IceCube, ANTARES and KM3NeT and the low energy neutrino detectors will provide search triggers. On the base of these triggers we will select the GW data stretches around this time with a typical time windows spanning from 500 o 1000 s. In parallel longer stretches of data will be selected adjacent to those windows to assess the statistical confidence of the detection. We will use data of the LIGO and Virgo interferometers, located in different sites on the Earth. This implies that the arrival time of GW signal in the various detectors has difference of several milliseconds depending on the source location in the sky. The high energy neutrinos produced from turbulent gaseous environments left over by supernova explosions and emitted far from the core, will provide this information.

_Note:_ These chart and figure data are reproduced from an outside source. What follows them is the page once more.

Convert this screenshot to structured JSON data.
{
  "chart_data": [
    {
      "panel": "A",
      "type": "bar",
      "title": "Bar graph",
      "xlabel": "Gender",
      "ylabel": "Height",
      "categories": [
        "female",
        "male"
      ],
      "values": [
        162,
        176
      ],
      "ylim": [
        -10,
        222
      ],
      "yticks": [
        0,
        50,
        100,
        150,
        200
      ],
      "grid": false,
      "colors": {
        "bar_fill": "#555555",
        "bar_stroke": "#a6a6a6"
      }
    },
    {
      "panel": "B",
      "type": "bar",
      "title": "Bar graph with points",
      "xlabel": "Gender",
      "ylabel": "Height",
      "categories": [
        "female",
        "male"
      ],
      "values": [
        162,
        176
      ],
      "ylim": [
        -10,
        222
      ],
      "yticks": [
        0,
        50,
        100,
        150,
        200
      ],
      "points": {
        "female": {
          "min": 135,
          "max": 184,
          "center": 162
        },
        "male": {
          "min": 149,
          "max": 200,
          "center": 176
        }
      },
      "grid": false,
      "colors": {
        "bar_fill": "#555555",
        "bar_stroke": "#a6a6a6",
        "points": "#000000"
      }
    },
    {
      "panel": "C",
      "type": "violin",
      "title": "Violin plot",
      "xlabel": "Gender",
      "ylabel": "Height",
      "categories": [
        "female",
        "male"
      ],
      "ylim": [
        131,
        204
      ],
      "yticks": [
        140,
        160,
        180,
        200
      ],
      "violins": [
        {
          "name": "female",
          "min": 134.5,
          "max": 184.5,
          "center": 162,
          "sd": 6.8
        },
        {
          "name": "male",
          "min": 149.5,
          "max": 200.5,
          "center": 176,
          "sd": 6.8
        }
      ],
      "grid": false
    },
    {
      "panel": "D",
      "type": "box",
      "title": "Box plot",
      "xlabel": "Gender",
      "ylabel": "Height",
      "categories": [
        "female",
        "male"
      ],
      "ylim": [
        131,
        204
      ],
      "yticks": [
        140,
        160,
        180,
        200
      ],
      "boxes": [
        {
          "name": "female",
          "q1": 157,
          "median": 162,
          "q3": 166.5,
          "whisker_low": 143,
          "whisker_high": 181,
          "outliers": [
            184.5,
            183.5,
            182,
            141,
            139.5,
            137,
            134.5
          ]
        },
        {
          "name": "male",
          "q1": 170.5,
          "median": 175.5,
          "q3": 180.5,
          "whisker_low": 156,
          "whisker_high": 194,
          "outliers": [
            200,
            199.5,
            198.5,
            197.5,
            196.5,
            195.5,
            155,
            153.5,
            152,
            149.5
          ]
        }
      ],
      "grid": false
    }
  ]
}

The main concern to extract GW triggers related to supernovae explosions, is to develop efficient method for extracting this category of signal from the noisy data provided by the network of advanced GW detectors, as LIGO and Virgo.
We propose to solve the problem of searching these features in the time-frequency plot of the GW data by using pattern recognition techniques.
In this case the generation of the training set will be based on phenomenological templates of GW signals, emitted by supernovae. These are provided by the numerical relativity groups as that of the university of Valencia, member of the Virgo collaboration. First these signals will be embedded in Gaussian noise to debug the algorithm and then we will inject them in the real data to measure the efficiency.
As for all applications dealing with image analysis, the most efficient computational approach is based on the use of dedicated computers equipped with the last generation of Graphical Processing Units (GPUs).